Researchers at Stanford University’s Polarization and Social Change Lab and the Institute for Human-Centered Artificial Intelligence (HAI) wanted to probe the boundaries of AI’s political persuasiveness by testing its ability to sway real humans on some of the hottest social issues of the day — an assault weapon ban, the carbon tax, and paid parental leave, among others.
“AI fared quite well. Indeed, AI-generated persuasive appeals were as effective as ones written by humans in persuading human audiences on several political issues,” said Hui “Max” Bai, a postdoctoral researcher in the Polarization and Social Change Lab and first author on a new paper about the experiment in pre-print.
The research team, led by Robb Willer, a professor of sociology, psychology, and organizational behavior in the Stanford School of Humanities and Sciences and director of the Polarization and Social Change Lab, used GPT-3, the same large language model that fuels ChatGPT. They asked their model to craft persuasive messages on several controversial topics.
They then had thousands of real human beings read those persuasive texts. The readers were randomly assigned texts — sometimes they were written by AI, other times they were crafted by humans. In all cases, participants were asked to declare their positions on the issues before and after reading. The research team was then able to gauge how persuasive the messages had been on the readers and to assess which authors had been most persuasive and why.

Figure 1: Examples of AI and human-generated persuasive arguments.
Across all three comparisons conducted, the AI-generated messages were “consistently persuasive to human readers.” Though the effect sizes were relatively small, falling within a range of a few points on a scale of zero to 100, such small moves extrapolated across a polarizing topic and a voting-population scale could prove significant.
For instance, the authors report that AI-generated messages were at least as persuasive as human-generated messages across all topics, and on a smoking ban, gun control, carbon tax, an increased child tax credit, and a parental leave program, participants became “significantly more supportive” of the policies when reading AI-produced texts.

Figure 2: Y-axes represent the difference between participants’ post-treatment and pre-treatment policy support. Higher scores indicate participants became more supportive of the policy.
As an additional metric, the team asked participants to describe the qualities of the texts they had read. AI ranked consistently as more factual and logical, less angry, and less reliant upon storytelling as a persuasive technique.
The researchers undertook their study of political persuasiveness not as a steppingstone to a new era of AI-infused political discourse but as a cautionary tale about the potential for things to go afoul. Chatbots, they say, have serious implications for democracy and for national security.

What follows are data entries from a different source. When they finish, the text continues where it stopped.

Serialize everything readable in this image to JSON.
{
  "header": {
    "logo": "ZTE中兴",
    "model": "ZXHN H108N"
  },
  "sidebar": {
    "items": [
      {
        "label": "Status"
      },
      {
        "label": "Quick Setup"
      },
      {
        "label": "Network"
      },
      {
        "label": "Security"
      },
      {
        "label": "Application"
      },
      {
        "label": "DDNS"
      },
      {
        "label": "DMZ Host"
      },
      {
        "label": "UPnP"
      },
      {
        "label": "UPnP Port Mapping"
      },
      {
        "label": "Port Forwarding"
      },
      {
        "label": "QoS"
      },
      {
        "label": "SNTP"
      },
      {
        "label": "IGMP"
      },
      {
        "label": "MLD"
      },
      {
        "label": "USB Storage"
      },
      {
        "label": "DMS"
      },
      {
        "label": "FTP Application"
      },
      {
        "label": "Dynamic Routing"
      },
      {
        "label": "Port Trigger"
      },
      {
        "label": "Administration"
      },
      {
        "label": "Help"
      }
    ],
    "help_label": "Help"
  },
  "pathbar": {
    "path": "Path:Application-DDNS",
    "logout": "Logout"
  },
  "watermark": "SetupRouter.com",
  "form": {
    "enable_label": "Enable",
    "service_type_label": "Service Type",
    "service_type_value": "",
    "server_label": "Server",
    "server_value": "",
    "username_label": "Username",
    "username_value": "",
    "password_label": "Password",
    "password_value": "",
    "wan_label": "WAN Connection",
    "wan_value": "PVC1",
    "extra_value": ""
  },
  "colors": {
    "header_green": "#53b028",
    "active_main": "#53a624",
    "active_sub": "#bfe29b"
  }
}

The authors worry about the potential for harm if used in a political context. Large language models, such as GPT-3, might be applied by ill-intentioned domestic and foreign actors through mis- or disinformation campaigns or to craft problematic content based on inaccurate or misleading information for as-yet-unforeseen political purposes.

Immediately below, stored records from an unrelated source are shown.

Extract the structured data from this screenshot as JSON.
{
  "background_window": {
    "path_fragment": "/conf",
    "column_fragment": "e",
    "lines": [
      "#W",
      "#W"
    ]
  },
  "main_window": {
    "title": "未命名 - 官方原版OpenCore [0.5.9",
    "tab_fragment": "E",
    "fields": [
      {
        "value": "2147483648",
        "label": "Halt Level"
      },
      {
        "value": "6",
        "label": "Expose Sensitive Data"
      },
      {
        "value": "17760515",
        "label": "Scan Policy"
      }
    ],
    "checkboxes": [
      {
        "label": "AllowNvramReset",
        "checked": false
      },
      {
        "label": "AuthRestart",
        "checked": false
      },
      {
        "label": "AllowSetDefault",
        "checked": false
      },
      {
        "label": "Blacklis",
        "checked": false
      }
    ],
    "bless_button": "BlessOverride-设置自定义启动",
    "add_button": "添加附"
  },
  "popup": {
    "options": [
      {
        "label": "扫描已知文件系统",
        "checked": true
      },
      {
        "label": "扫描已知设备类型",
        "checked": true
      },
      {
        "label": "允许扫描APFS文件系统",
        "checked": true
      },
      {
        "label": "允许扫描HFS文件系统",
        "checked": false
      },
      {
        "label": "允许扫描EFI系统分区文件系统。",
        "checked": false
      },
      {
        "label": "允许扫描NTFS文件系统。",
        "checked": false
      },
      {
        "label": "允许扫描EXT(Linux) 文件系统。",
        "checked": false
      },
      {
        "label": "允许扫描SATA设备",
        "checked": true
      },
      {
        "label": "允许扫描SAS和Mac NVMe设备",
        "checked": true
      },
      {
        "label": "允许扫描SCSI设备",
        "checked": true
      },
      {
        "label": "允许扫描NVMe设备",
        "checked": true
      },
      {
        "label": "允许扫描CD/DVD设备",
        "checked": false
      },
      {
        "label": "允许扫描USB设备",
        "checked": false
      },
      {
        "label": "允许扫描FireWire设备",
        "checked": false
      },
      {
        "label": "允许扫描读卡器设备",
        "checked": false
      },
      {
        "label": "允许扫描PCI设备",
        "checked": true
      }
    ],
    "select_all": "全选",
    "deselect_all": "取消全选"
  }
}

“Clearly, AI has reached a level of sophistication that raises some high-stakes questions for policy- and lawmakers that demand their attention,” Willer said. “AI has the potential to influence political discourse, and we should get out in front of these issues from the start.”
Persuasive AI, Bai noted, could be used for mass-scale campaigns based on suspect information and used to lobby, generate online comments, write peer-to-peer text messages, or even produce letters to editors of influential print media.
“These concerning findings call for immediate consideration of regulations of the use of AI for political activities,” Bai said.